Setiap minggu, mereka menjelajahi reruntuhan kota, mencari artefak dari masa lalu. Buku, alat musik, mainan, apapun yang bisa membantu mereka memahami dunia yang hilang dan mengajarkan anak mereka tentang kehidupan sebelum Malapetaka.

Hari ini, mereka menemukan sesuatu yang berbeda di reruntuhan Museum. Sebuah kotak logam terkunci rapat, tersembunyi di bawah reruntuhan patung gajah. Dengan hati-hati, Ekame membuka paksa kotak itu. Di dalamnya, mereka menemukan sebuah gulungan kertas tua, dengan gambar aneh terukir di permukaannya.

"Apa itu, Ayah?" Tanya Bianca, penasaran. Ekame mengamati benda itu dengan seksama. "Aku tak tahu, Bianca," katanya, matanya menyipit. "Tapi sepertinya... peta."

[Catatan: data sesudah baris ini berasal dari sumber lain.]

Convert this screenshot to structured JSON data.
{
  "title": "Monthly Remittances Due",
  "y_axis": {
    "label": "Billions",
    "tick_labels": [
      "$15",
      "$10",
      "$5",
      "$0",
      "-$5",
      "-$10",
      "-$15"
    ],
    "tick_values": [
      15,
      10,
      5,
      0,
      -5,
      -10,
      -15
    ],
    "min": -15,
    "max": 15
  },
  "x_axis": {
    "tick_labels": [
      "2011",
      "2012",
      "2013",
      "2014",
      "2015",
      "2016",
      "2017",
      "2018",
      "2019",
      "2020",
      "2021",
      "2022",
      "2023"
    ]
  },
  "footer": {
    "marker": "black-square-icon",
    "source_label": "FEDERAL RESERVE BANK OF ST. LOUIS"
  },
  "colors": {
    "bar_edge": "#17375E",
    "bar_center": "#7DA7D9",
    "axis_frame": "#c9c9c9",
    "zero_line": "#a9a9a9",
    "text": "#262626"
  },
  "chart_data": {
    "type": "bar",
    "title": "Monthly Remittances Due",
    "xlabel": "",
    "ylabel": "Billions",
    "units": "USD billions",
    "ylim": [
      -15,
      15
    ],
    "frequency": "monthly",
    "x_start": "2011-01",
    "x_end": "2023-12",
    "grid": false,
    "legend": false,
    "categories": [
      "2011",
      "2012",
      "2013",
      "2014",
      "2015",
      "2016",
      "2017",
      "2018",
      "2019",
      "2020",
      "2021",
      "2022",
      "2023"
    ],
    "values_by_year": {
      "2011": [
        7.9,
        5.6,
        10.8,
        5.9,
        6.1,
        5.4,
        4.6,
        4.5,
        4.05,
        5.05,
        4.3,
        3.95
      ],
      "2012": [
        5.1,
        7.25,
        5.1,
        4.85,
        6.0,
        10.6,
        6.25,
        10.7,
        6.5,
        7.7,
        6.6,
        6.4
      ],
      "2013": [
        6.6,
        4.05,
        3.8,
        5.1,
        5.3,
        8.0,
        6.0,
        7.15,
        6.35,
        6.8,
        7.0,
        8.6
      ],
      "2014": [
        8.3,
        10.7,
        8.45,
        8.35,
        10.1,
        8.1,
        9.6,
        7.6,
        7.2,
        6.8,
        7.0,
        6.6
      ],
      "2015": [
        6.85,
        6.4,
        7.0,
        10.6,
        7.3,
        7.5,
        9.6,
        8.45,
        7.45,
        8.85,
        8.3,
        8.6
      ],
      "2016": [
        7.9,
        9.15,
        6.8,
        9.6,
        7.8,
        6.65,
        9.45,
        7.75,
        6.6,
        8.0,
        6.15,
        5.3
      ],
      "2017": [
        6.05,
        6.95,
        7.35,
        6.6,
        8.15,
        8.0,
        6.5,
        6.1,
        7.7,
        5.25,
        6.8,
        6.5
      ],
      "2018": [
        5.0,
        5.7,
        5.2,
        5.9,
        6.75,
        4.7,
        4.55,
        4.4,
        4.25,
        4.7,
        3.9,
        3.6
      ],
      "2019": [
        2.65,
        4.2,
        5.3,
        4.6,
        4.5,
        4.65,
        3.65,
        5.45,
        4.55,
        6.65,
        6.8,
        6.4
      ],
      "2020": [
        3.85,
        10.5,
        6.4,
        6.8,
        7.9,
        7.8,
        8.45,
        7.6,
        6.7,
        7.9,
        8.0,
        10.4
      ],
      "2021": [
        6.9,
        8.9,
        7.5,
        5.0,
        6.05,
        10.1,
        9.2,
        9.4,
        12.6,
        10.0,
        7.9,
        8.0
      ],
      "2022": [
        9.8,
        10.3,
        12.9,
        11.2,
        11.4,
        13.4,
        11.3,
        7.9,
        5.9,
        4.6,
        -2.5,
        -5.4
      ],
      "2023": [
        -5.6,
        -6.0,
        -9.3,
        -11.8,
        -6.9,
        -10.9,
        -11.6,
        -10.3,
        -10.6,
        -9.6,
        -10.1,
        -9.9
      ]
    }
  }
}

Hari itu mereka bertiga menelusuri reruntuhan gedung Museum. Tumbuhan merambat menjalar di dinding-dinding kusam, menciptakan pemandangan yang indah sekaligus memilukan.

Di sepanjang perjalanan pulang, Bianca tak henti-hentinya bertanya tentang dunia sebelum 'Kehancuran', tentang lautan yang luas, tentang kendaraan bermotor yang melaju kencang, tentang kehidupan yang hanya bisa dibayangkannya lewat cerita orang tuanya.